Being Prepared Clinton is, by all accounts, a hands-on mother who has tried to prepare Chelsea for, among other things, the brutality of politics in America.

“When I saw we were going to have a primary campaign in 1986,” Chelsea’s mother said, “Bill and I talked to her at dinner, telling her that sometimes in political campaigns, people say mean things and untrue things about other people. And her eyes got real big and she said, ‘Like what?’ And I said, ‘Why don’t you pretend to be your daddy.’ She was 6 years old. ‘Why should you be governor?’ And she said, ‘I should be governor because I’ve done a good job.’ And I said, ‘Okay, but somebody running against your daddy will stand up and say, Bill Clinton has done a terrible job, he doesn’t care about anybody, he’s a bad person.’ Her eyes just got huge. And she said, ‘Why would they say that?’ And I said, ‘Because they want people to vote for them.’ “

Asked if her daughter was prepared for the tender mercies of presidential campaigning, Clinton said, “I don’t know if anybody can be prepared.”
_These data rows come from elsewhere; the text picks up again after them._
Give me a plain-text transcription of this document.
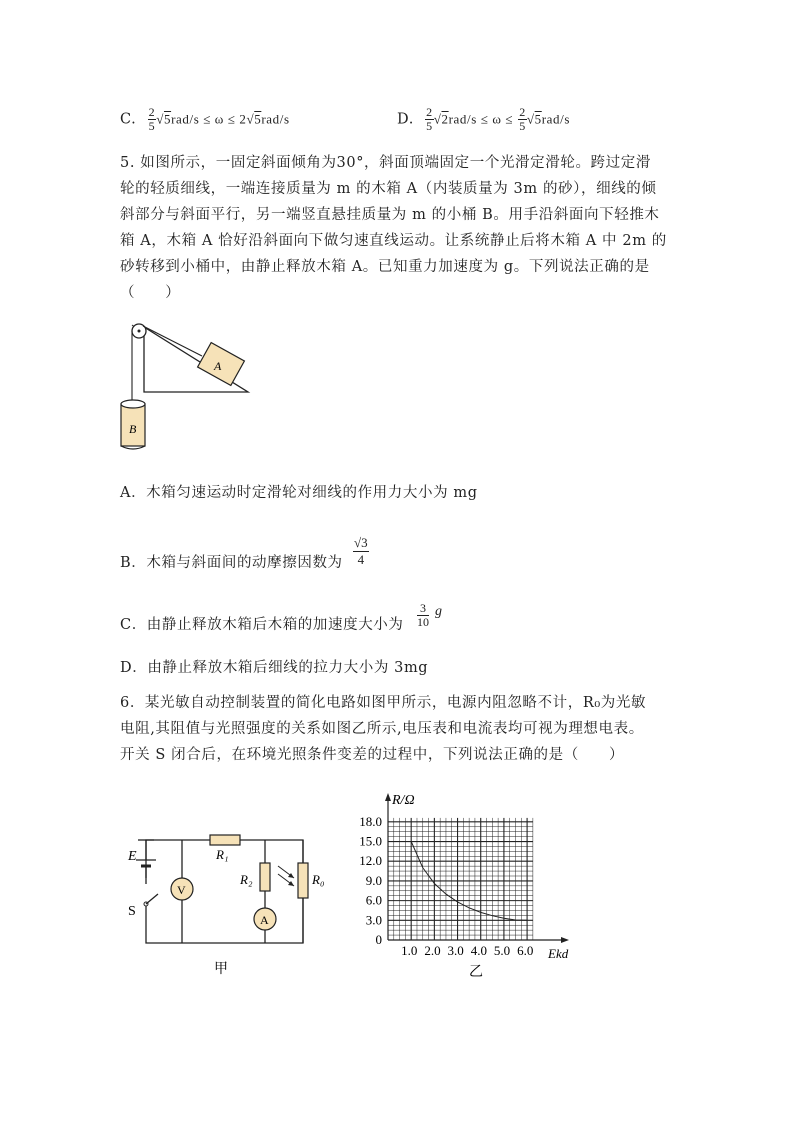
C. $\frac{2}{5} √5rad/s \le \omega \le 2√5rad/s$	D. $\frac{2}{5} √2rad/s \le \omega \le \frac{2}{5} √5rad/s$
5. 如图所示，一固定斜面倾角为30°，斜面顶端固定一个光滑定滑轮。跨过定滑
轮的轻质细线，一端连接质量为 m 的木箱 A（内装质量为 3m 的砂），细线的倾
斜部分与斜面平行，另一端竖直悬挂质量为 m 的小桶 B。用手沿斜面向下轻推木
箱 A，木箱 A 恰好沿斜面向下做匀速直线运动。让系统静止后将木箱 A 中 2m 的
砂转移到小桶中，由静止释放木箱 A。已知重力加速度为 g。下列说法正确的是
（　　）
A
B
A．木箱匀速运动时定滑轮对细线的作用力大小为 mg
B．木箱与斜面间的动摩擦因数为 $\frac{√3}{4}$
C．由静止释放木箱后木箱的加速度大小为 $\frac{3}{10}$ g
D．由静止释放木箱后细线的拉力大小为 3mg
6．某光敏自动控制装置的简化电路如图甲所示，电源内阻忽略不计，R₀为光敏
电阻,其阻值与光照强度的关系如图乙所示,电压表和电流表均可视为理想电表。
开关 S 闭合后，在环境光照条件变差的过程中，下列说法正确的是（　　）
V
A
E
S
R₁
R₂	R₀
甲
1.0 2.0 3.0 4.0 5.0 6.0
0
3.0
6.0
9.0
12.0
15.0
18.0
R/Ω
Ekd
乙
Hillary, for one, appears to be -- especially since her much-remarked-upon physical transformation in recent years from a bookish-looking, bespectacled woman with frizzy brown hair to the stylish, contact-lens-wearing blonde who greets the public today. If Bill Clinton is a “gray-haired, middle-aged fat guy,” as he described himself Saturday night during a speech in Hannibal, Mo., she is a svelte vision of feminist influence -- who feeds her husband sound bites before televised debates and otherwise makes her presence felt in every aspect of the campaign.

Asked how it feels to be a political commodity, Clinton vigorously shook her head.

“I am not a commodity,” she insisted. “I’m a free agent. I’ve chosen to do what I do because I believe in it. If I didn’t believe in it, I wouldn’t do it.”

As for her dashed dream long ago of being launched into orbit, Hillary Clinton seems to have made her peace with it.

“I later realized that I couldn’t have been an astronaut anyway, because I have such terrible eyesight,” she recalled as her Learjet headed home for Little Rock. “That somewhat placated me.”